The Department of Energy earlier this year unveiled a program, called SunShot, geared to bring the price of solar down to $1 a watt by 2017 and to 73 cents by 2030.
But is it possible? Crystalline silicon modules now sell for $1.48 per watt, with the cost of fully installed solar systems topping $3 to $4. per watt.
Modules will have to drop to 50 cents to hit the $1-per-watt goal. The installation and balance-of-system costs will have to plunge from around $1.70 to 40 cents. Inverter costs will need to drop to ten cents per watt.
The industry has a long record of driving down costs. Modules alone cost $21.83 back in 1980 in current dollars. Compare that to other forms of energy. Oil cost $28 a barrel back in 1982. Now it’s over $100. Cement, steel, construction and soft costs like legal and planning have caused the costs of coal, gas and nuclear to fluctuate. So score one for the Moore’s Law-like power of solar.
Solar, however, will never be a free lunch. Although some have proposed harvesting solar from dyes or paints, the vast majority of solar modules over the next two decades will be produced from refined and raw materials: ingots of nearly pure silicon, plastic protective membranes, silver or copper interconnects, glass and aluminum structures.
Some cost cutting could be easy. Integrating solar modules into prefabricated racks at the factory for "power plants in a box" can shave onsite labor and shipping costs.
Concentrators -- mirrors and/or lenses that artificially increase the amount of sunlight that strikes a solar cell -- seem to be gaining favor finally, too.
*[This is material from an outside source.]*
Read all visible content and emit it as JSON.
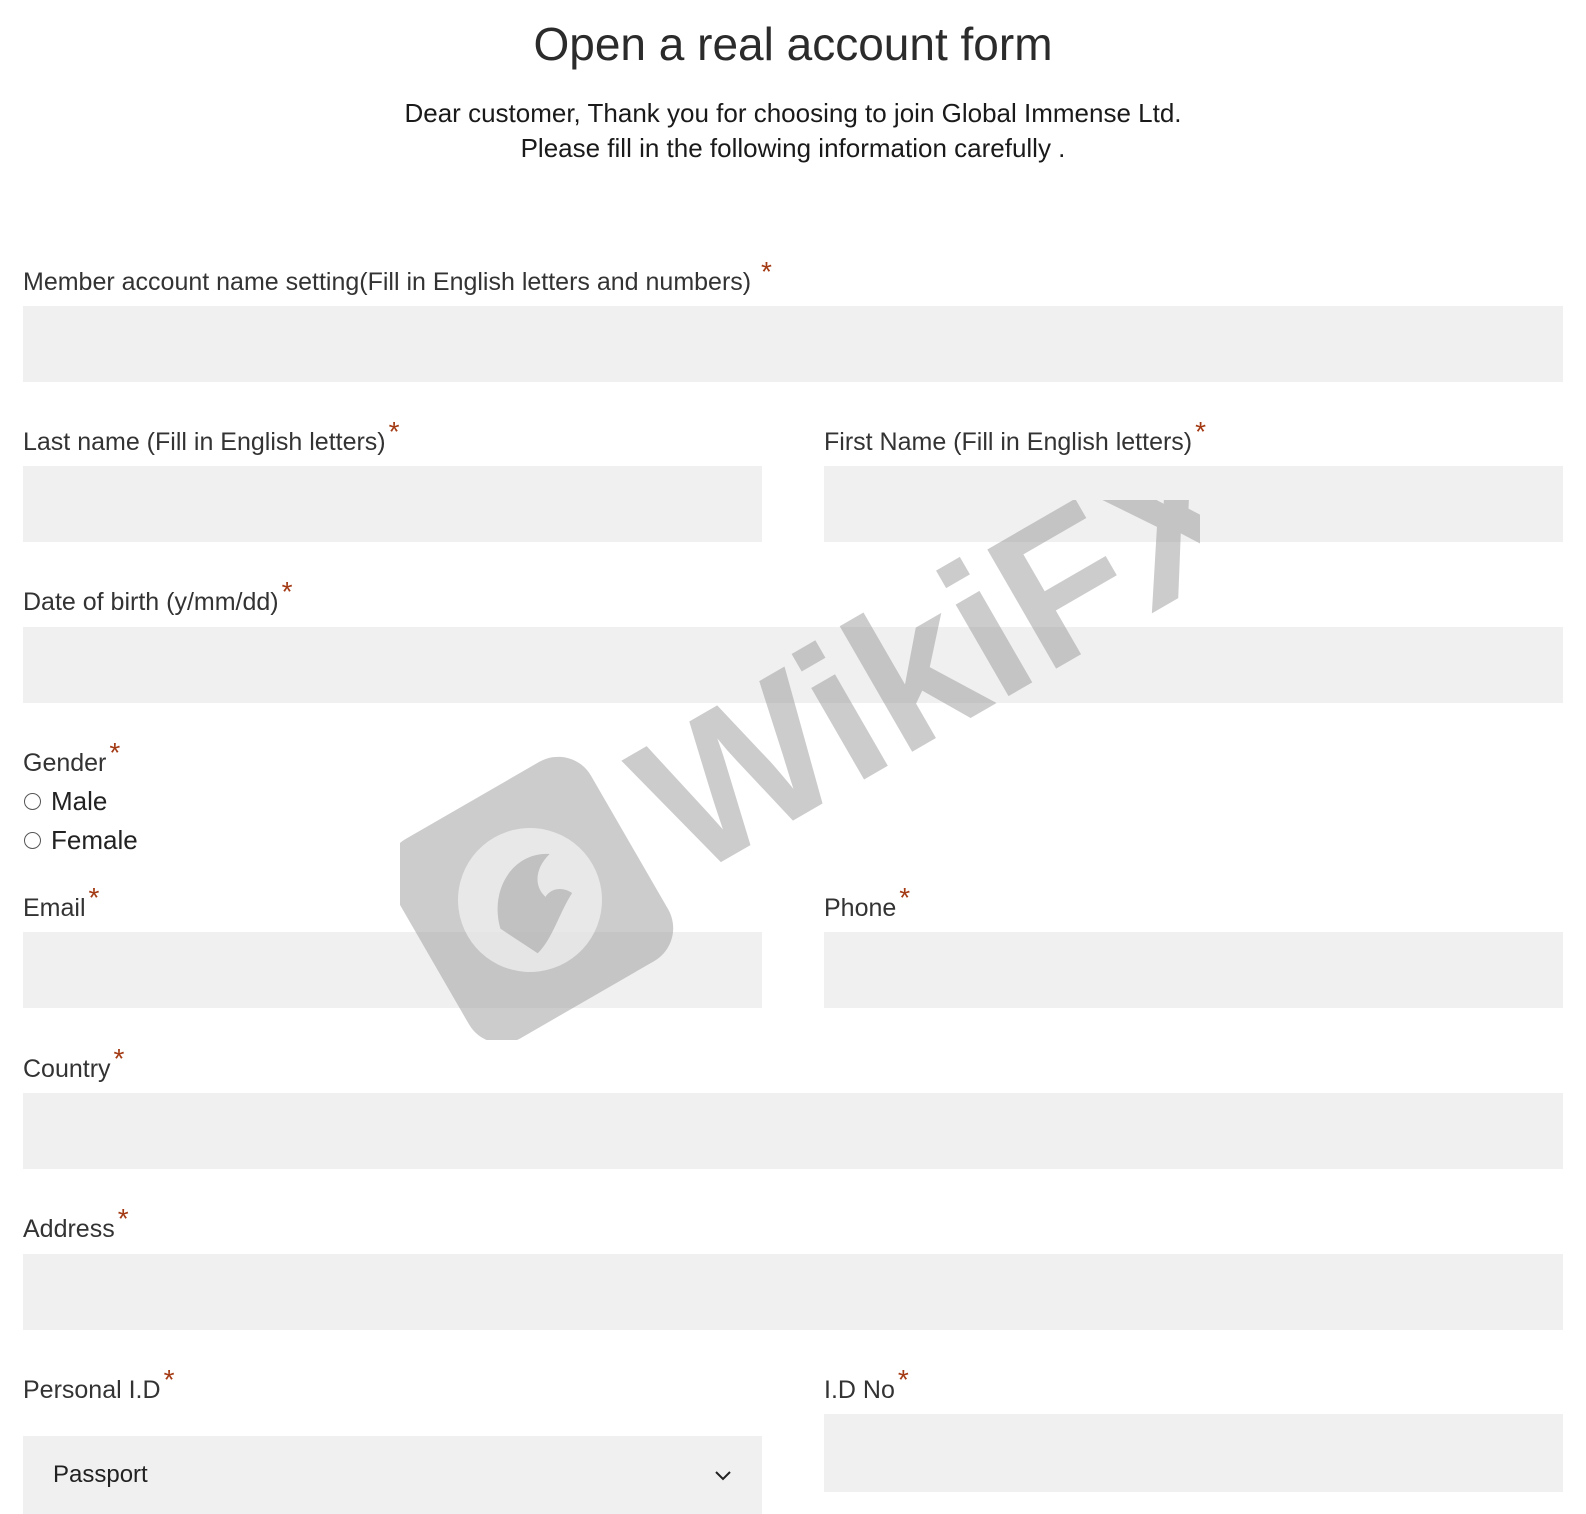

Some companies, such as ZenithSolar, have come up with high-powered concentrators that permit a single cell to generate up to 2 kilowatts of electricity.
One of the most important developments is thinner wafers.
So what’s the ugly reality? Thin wafers require completely new handling mechanisms. One of solar's rising costs involves paperwork.
Is $1 a watt possible, or will our best intentions get in the way?